40 min later 53010946 Anonymous
>>53010620 >Scams people >Harasses people with dick pics >Drives drunk >Deals prescription drugs >Noise code violator You shouldn't be on probation. You should be in a fucking CAMP.

40 min later 53010950 Anonymous
>>53010823 He's a troll. Don't reply to trolls. He's making the story up for God knows what reason and has been spamming the same thread for years.

40 min later 53010951 Anonymous
>>53010921 >I saw a white person on reddit say he got 2 dui's and he got 90 days house arrest. And how much did you get?

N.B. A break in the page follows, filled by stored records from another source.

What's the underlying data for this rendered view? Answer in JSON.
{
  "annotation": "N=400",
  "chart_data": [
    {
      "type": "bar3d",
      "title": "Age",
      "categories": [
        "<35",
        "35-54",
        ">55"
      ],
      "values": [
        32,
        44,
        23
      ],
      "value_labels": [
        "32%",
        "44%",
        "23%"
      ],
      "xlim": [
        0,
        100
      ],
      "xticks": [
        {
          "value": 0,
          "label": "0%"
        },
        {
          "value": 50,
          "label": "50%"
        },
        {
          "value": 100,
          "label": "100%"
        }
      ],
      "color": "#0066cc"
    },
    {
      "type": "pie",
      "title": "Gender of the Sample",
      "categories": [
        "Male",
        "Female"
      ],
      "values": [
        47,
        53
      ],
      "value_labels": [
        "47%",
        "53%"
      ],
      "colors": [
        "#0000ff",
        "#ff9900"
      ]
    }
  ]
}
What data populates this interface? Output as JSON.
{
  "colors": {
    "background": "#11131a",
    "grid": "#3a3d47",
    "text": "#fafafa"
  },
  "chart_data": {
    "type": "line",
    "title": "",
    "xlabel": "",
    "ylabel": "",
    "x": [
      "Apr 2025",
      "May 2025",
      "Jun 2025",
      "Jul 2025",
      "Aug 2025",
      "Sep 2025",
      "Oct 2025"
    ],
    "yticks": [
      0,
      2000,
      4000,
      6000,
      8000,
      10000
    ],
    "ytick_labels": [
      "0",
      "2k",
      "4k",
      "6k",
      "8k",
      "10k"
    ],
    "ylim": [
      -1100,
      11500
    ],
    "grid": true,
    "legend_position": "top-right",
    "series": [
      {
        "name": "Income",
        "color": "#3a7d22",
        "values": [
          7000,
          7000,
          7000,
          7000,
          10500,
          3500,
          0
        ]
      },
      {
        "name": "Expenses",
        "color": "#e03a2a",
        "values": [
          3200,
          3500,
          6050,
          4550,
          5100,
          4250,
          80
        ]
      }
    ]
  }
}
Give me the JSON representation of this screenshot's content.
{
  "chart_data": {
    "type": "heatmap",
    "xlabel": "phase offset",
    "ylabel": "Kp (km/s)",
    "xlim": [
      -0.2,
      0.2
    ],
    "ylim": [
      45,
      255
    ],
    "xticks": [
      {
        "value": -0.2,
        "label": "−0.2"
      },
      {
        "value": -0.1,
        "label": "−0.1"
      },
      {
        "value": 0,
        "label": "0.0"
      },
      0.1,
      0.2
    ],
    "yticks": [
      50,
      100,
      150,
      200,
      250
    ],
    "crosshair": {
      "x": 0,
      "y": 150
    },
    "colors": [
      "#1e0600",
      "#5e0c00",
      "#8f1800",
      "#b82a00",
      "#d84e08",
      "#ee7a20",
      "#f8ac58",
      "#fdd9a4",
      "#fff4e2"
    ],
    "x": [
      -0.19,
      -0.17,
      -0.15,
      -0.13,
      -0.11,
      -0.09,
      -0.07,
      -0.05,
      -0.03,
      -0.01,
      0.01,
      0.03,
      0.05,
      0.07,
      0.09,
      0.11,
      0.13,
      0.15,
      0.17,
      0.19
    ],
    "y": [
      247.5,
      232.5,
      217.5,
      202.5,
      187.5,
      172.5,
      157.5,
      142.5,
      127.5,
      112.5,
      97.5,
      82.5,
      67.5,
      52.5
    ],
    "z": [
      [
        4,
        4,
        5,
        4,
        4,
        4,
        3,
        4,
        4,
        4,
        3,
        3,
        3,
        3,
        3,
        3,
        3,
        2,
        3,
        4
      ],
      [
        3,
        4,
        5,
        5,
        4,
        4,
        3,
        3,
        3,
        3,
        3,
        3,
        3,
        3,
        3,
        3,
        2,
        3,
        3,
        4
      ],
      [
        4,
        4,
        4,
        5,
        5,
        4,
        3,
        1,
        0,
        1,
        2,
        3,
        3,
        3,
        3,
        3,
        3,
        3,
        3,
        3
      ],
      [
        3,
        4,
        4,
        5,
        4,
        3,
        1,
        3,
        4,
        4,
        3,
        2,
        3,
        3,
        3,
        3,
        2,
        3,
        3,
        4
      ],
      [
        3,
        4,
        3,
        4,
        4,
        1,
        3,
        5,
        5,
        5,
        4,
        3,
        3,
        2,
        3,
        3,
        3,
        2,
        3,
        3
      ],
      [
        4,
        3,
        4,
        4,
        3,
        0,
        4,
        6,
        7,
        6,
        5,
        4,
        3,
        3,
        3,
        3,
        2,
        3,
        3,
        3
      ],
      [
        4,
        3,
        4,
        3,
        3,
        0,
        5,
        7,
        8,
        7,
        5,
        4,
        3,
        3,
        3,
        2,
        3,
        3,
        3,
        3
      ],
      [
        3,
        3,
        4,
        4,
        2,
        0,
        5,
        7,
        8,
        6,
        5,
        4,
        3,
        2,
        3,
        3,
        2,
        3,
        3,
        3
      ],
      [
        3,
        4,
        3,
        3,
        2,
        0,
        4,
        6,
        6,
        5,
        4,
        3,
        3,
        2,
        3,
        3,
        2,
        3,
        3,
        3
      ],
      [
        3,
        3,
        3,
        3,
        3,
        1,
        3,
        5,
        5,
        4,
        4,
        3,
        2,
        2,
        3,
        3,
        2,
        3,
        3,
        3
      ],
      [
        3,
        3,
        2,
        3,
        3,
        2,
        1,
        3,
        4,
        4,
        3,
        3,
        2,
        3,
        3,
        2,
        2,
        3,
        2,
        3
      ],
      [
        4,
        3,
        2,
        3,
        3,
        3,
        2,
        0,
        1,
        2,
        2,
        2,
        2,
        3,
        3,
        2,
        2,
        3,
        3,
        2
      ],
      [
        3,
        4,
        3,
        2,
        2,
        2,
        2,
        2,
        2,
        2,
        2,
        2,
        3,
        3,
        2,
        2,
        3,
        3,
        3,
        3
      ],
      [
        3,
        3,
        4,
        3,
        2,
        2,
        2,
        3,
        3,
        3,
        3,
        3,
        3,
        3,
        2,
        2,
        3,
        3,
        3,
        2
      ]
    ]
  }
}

42 min later 53010959 Anonymous
>>53010950 Why hasn't he been banned yet?

42 min later 53010962 Anonymous
>>53010950 >He's making the story up for God knows what reason and has been spamming the same thread for years. He's part of board lore now dude. I love yelling at "on probation for being black and lives in frozen hell 8 hours from any city" dude. He's a vastly better troll than any of the fucking fags or traps around here.

42 min later 53010965 Anonymous
>>53010946 who said I was harassing. I had girls watch me jack off when I got drunk. I am not a weirdo. only freaks do that shit.

43 min later 53010966 Anonymous
>>53010959 That is a very good question.